Pemilu 2024: Pemilih Muda menjadi sasaran Empuk Post Truth Era
Pentingnya Melawan Hoaks
Informasi yang beredar langsung diserap menjadi asumsi personal dan membentuk opini yang bersifat dangkal dan subjektif sehingga membahayakan persatuan dan kesatuan bangsa dan selanjutnya menimbulkan perpecahan.
Indonesia harus benar-benar menyaring dan tidak mudah terprovokasi akibat ulah para politikus yang hanya mentingkan kepentingan kelompok mereka. Dewasa ini, melimpahnya informasi pada masyarakat Indonesia di era post truth memunculkan sejumlah dampak sosial.
Pada tahun 2016, Oxford menjadikan kata post truth sebagai 'Word of the Year'. Seperti kita ketahui, masyarakat Indonesia sangat aktif berinteraksi melalui media sosial untuk memenuhi kebutuhan informasinya. Bagi sebagian orang, agak sulit untuk membedakan mana berita yang benar dan mana berita yang bohong (hoaks).
Hoaks selalu hilir-mudik menghiasi berita di media sosial yang seolah-olah menjadi pasokan sumber berita rutin bagi masyarakat Indonesia, terutama menjelang saat hari pencoblosan, dan pasca pencoblosan pada Pemilu 2019.
Pemanfaatan media sosial guna kepentingan politik banyak disalahgunakan oleh sebagian orang atau kelompok tertentu untuk merebut perhatian dan simpati masyarakat.

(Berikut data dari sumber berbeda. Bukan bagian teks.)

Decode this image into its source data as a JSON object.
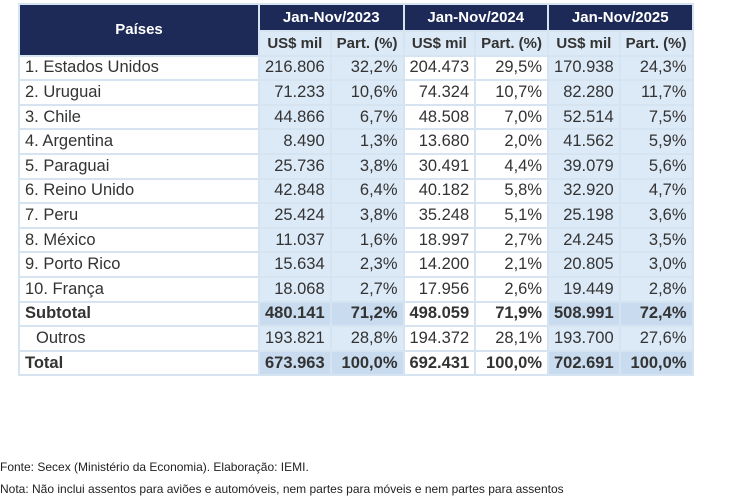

Media sosial yang seharusnya digunakan untuk melakukan literasi agar masyarakat Indonesia paham tentang politik dan mengetahui hak dan kewajibannya dalam bidang politik, justru oleh sebagian orang atau kelompok digunakan sebagai media propaganda dan provokasi untuk menjatuhkan lawan politik.
Inilah yang disebut dengan hoaks politiik yaitu berita bohong tentang politik yang digunakan sebagai propaganda untuk memprovokasi masyarakat agar terpengaruh sesuai konten berita, hal ini populer terjadi di era post truth.